A verdade nua e crua é que em termos de guerra política Donald Trump é uma negação. No fundo, é um Jair Bolsonaro com uma conta corrente muitíssimo mais recheada.

Vemos a todo momento pessoas reclamando “ah, mas a mídia favorece Hillary”. Ué, mas ele não estava contando com esse fator adverso antes? E quais foram seus planos para passar por cima desta barragem de propaganda? Pensando bem, para que planos se alguém está sempre com a razão, não é mesmo?

Esse é talvez o aspecto mais incômodo da postura de Donald Trump: ele está sempre certo em “suas táticas”. E se não der certo, ele culpará aqueles que não o apoiaram – como se não fosse sua obrigação, pela posição de candidato representante, conquistar esse apoio -, ou então transferir a responsabilidade para a mídia e, quem sabe, até para o “julgamento errado do povo”. Pessoas assim são incorrigíveis. Tudo pode funcionar bem em uma empresa onde ele pode controlar o que quase todos pensam. Mas no território aberto? Não funciona.

Assim, mesmo que o melhor mesmo para a direita seria que Trump vencesse, a realidade mostra que essa vitória é quase impossível. Pois é aí que deve ser tirado algo de útil dessa adversidade: a derrota de Trump pode servir como um símbolo dizendo que a frouxidão na guerra política – em suma, o “não jogo” – precisa ser enterrada.
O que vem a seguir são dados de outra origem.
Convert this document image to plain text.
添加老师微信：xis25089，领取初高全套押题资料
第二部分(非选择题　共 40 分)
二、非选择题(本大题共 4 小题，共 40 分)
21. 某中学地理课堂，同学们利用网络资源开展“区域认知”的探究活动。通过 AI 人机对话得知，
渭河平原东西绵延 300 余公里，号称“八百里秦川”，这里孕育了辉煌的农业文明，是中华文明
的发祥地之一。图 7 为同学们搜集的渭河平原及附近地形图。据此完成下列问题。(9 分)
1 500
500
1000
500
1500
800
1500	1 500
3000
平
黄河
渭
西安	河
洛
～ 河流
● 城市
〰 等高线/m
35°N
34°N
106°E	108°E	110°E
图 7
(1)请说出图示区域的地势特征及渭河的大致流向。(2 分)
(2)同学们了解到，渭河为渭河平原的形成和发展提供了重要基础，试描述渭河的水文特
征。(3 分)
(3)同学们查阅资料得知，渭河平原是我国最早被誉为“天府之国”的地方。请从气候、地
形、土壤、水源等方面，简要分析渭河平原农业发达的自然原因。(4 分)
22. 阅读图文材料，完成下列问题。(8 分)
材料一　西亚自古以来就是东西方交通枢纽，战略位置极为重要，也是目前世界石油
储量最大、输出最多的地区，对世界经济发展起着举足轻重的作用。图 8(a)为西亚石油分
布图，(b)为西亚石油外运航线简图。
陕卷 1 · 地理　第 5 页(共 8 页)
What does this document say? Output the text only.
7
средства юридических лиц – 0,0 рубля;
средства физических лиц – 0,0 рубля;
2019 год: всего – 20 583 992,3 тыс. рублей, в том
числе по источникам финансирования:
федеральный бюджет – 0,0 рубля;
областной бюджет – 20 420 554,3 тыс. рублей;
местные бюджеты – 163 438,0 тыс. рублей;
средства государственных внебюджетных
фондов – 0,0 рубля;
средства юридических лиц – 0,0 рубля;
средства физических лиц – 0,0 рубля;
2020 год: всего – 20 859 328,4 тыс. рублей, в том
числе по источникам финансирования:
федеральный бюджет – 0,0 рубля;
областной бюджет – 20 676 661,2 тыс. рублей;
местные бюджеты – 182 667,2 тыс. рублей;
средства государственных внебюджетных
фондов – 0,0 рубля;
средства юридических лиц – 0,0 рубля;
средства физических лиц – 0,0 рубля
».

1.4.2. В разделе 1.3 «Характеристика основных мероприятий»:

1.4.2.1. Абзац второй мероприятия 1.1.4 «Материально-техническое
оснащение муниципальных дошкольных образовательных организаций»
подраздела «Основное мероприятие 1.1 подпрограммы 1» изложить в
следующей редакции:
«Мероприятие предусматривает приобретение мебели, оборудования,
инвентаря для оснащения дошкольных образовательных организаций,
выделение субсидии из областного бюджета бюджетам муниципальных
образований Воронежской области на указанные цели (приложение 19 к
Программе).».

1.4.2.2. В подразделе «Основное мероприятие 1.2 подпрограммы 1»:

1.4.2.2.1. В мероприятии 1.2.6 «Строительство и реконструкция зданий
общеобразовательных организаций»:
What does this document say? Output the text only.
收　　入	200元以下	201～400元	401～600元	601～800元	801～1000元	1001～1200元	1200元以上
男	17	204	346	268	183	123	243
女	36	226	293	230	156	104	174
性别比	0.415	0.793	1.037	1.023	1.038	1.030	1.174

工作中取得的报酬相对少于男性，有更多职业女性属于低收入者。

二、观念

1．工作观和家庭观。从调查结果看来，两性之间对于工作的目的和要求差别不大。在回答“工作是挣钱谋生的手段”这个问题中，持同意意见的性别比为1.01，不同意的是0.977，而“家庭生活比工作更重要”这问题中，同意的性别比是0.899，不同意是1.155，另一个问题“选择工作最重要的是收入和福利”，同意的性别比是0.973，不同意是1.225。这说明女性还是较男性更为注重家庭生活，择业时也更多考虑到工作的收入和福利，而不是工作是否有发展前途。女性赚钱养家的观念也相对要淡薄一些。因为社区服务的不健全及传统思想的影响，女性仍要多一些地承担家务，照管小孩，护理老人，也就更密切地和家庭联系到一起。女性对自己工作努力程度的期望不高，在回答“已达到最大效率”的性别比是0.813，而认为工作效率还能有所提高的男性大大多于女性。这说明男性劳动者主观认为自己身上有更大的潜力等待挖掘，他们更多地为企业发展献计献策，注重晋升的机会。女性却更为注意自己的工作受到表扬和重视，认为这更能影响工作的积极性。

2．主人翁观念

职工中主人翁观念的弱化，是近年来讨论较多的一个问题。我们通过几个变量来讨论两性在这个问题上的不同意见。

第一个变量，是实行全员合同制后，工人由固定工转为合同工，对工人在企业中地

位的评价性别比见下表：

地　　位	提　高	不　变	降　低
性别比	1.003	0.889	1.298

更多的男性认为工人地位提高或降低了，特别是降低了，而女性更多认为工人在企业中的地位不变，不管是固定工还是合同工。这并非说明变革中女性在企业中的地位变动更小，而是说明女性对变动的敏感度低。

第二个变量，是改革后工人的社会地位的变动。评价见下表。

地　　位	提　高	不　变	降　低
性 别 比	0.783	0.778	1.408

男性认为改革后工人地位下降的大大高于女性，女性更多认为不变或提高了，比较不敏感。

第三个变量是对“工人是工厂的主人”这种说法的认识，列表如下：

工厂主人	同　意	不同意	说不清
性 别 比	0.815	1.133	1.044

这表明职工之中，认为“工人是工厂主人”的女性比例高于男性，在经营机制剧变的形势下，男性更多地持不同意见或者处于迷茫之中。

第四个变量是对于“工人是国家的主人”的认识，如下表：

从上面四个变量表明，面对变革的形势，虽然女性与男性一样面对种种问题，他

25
No Brasil, já tivemos exemplos infinitos de que o “não jogo” só serve para criar desastres políticos. Vimos Aécio perder uma eleição ganha para Dilma, bem como Eduardo Cunha – se recusando a rotular o adversário – conseguindo se tornar até mais rejeitado que a ex-presidente cassada. Vimos Marco Feliciano sumir do cenário político, mesmo que ele tivesse toda a razão no caso contra Lélis. Mas se não jogou o jogo, perdeu e foi para o ostracismo. Jair Bolsonaro não cometeu nenhum crime de calúnia contra Maria do Rosário. Na realidade, ele foi vítima de um crime de difamação. Mas como só ela jogou o jogo, ele terminou denunciado pelo STF e ela está morrendo de rir até hoje.

Nos Estados Unidos, as derrotas de John McCain e Mitt Romney para Barack Obama já deveriam entrar para o catálogo de fracassos conquistados pelo “não jogo”. Mas se Trump perder essa eleição, será uma derrota ainda mais imperdoável, pois sua obrigação era vencer por no mínimo 20 pontos de diferença, dado existirem muitos aspectos negativos a serem explorados contra Hillary. Se ele não vencer, será em parte por não ser um bom candidato mesmo (ter um passado muito vulnerável), mas, principalmente, por não ter jogado o jogo.

As lições dadas por aqueles que se recusam a jogar o jogo se resumem a isso: lições dizendo “está vendo o resultado da escolha por não jogar o jogo?”. Se aprendermos com essa decisiva lição que pode ser dada pela teimosia de Trump (se ele perder), poderemos pensar em uma maior maturidade política.